Longstanding anxiety around use of epinephrine autoinjectors has prompted research into alternative delivery routes for this life-saving medication. Several companies presented posters on their needle-free epinephrine products at the American Academy of Allergy, Asthma & Immunology (AAAAI) Annual Meeting.
Intranasal formulations are under development at ARS Pharmaceuticals (San Diego) and Bryn Pharma (Raleigh, N.C.). And Aquestive Therapeutics (Warren, N.J.) is working on a sublingual film that delivers epinephrine prodrug when applied under the tongue.
Epinephrine is essential for stopping life-threatening allergic reactions, yet patients often don’t carry their autoinjectors and many hesitate to use them. “It’s needle phobia,” said ARS Pharmaceuticals CEO Richard Lowenthal in an interview with this news organization. “They’re afraid to use it. They don’t like to inject their children, so they hesitate.”

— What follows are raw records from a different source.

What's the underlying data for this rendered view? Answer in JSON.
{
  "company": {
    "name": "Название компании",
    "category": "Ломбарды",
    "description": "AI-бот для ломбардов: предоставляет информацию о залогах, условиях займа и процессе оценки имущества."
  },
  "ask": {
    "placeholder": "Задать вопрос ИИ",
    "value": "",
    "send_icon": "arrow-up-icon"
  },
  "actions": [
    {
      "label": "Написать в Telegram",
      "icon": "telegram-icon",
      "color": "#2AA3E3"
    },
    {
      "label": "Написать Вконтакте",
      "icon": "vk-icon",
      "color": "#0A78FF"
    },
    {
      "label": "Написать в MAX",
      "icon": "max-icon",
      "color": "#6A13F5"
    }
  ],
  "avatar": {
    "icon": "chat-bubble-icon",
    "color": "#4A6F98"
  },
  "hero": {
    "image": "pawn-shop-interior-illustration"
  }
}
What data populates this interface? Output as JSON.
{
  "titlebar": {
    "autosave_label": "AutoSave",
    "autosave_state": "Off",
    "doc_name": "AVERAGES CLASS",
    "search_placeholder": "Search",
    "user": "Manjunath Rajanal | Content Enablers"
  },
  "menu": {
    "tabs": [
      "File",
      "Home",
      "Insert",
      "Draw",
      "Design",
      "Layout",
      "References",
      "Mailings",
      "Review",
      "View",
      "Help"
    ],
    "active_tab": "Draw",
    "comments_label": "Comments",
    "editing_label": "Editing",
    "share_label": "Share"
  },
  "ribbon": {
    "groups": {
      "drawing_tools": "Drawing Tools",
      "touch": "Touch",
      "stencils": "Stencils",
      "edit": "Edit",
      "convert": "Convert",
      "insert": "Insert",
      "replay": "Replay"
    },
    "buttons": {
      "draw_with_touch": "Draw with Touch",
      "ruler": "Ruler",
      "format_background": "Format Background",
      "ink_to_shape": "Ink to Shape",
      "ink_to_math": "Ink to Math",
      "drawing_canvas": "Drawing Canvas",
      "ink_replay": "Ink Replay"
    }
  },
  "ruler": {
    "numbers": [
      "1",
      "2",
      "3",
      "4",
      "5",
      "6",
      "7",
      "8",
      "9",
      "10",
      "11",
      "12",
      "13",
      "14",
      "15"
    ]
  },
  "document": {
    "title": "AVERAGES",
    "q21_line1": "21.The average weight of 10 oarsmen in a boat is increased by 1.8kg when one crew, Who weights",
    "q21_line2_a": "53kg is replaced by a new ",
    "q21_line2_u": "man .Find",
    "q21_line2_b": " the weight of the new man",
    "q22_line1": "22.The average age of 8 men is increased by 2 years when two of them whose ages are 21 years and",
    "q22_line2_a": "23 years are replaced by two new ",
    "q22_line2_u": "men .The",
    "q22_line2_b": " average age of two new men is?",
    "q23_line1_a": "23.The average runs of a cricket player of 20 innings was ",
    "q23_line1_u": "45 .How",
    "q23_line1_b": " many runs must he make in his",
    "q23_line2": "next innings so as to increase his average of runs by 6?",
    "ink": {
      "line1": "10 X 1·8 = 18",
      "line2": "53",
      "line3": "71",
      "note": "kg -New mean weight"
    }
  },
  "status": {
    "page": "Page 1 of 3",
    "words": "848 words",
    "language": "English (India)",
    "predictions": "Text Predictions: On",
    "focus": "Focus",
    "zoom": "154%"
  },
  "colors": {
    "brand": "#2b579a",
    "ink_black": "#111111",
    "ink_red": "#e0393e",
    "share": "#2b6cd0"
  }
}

Both nasal sprays reached maximal plasma concentration in 20-30 minutes. ARS Pharmaceuticals compared its intranasal product (Neffy 1 mg) against manual intramuscular injection (0.3 mg) and two autoinjectors (EpiPen 0.3 mg and Symjepi 0.3 mg) by analyzing data from multiple randomized crossover Phase 1 studies examining pharmacokinetics and pharmacodynamics in 175 healthy adults. In this integrated analysis, EpiPen was fastest (20 minutes) at reaching maximal concentration (Tmax), followed by Symjepi and Neffy (both 30 minutes) and epinephrine 0.3 mg IM (45 minutes). In a human factors analysis, ARS Pharmaceuticals reported that untrained participants were able to administer the Neffy spray to themselves or another participant safely and effectively during a simulated emergency scenario.
Bryn Pharma compared pharmacokinetics of its nasal spray product (BRYN-NDS1C 6.6 mg) when self-administered or administered by trained professionals and found comparable profiles for each. Tmax values were also similar: 21.63 minutes (trained professional) and 19.82 minutes (self-administered).
Aquestive Therapeutics is developing a postage stamp-sized product (AQST-109) that delivers epinephrine and begins dissolving when placed under the tongue. No water or swallowing is required for administration, and its packaging is thinner and smaller than a credit card, according to CEO Keith Kendall.
Its analysis showed that the epinephrine reaches maximum plasma concentration in about 15 minutes, with a Tmax range narrower than that of the EpiPen. “The results showed dosing with AQST-109 resulted in PK concentration and Tmax values comparable to published data from autoinjectors,” said John Oppenheimer, MD, of Rutgers University School of Medicine, in a prerecorded poster summary.
Aquestive aims to move forward to the manufacture of registration batches and a pivotal pharmacokinetic study in the second half of 2022. Mr. Lowenthal said ARS Pharmaceuticals is hoping for approval and launch of its nasal spray by summer 2023.
“Having a non-needle delivery device would help many people overcome that fear and hopefully increase use in anaphylaxis,” said David Stukus, MD, an allergist-immunologist and professor of clinical pediatrics at Nationwide Children’s Hospital, Columbus, who was not involved with any of the studies on EpiPen alternatives. And “it’s not just food allergy – anaphylaxis can occur from venom stings, medications, or idiopathic causes.”
Mr. Lowenthal is the CEO of ARS Pharmaceuticals. Mr. Kendall is CEO of Aquestive Therapeutics. Dr. Oppenheimer is a consultant for Aquestive, GSK, Amgen, Sanofi, and Aimmune and sits on Aquestive’s advisory board. Dr. Stukus is a consultant for Novartis.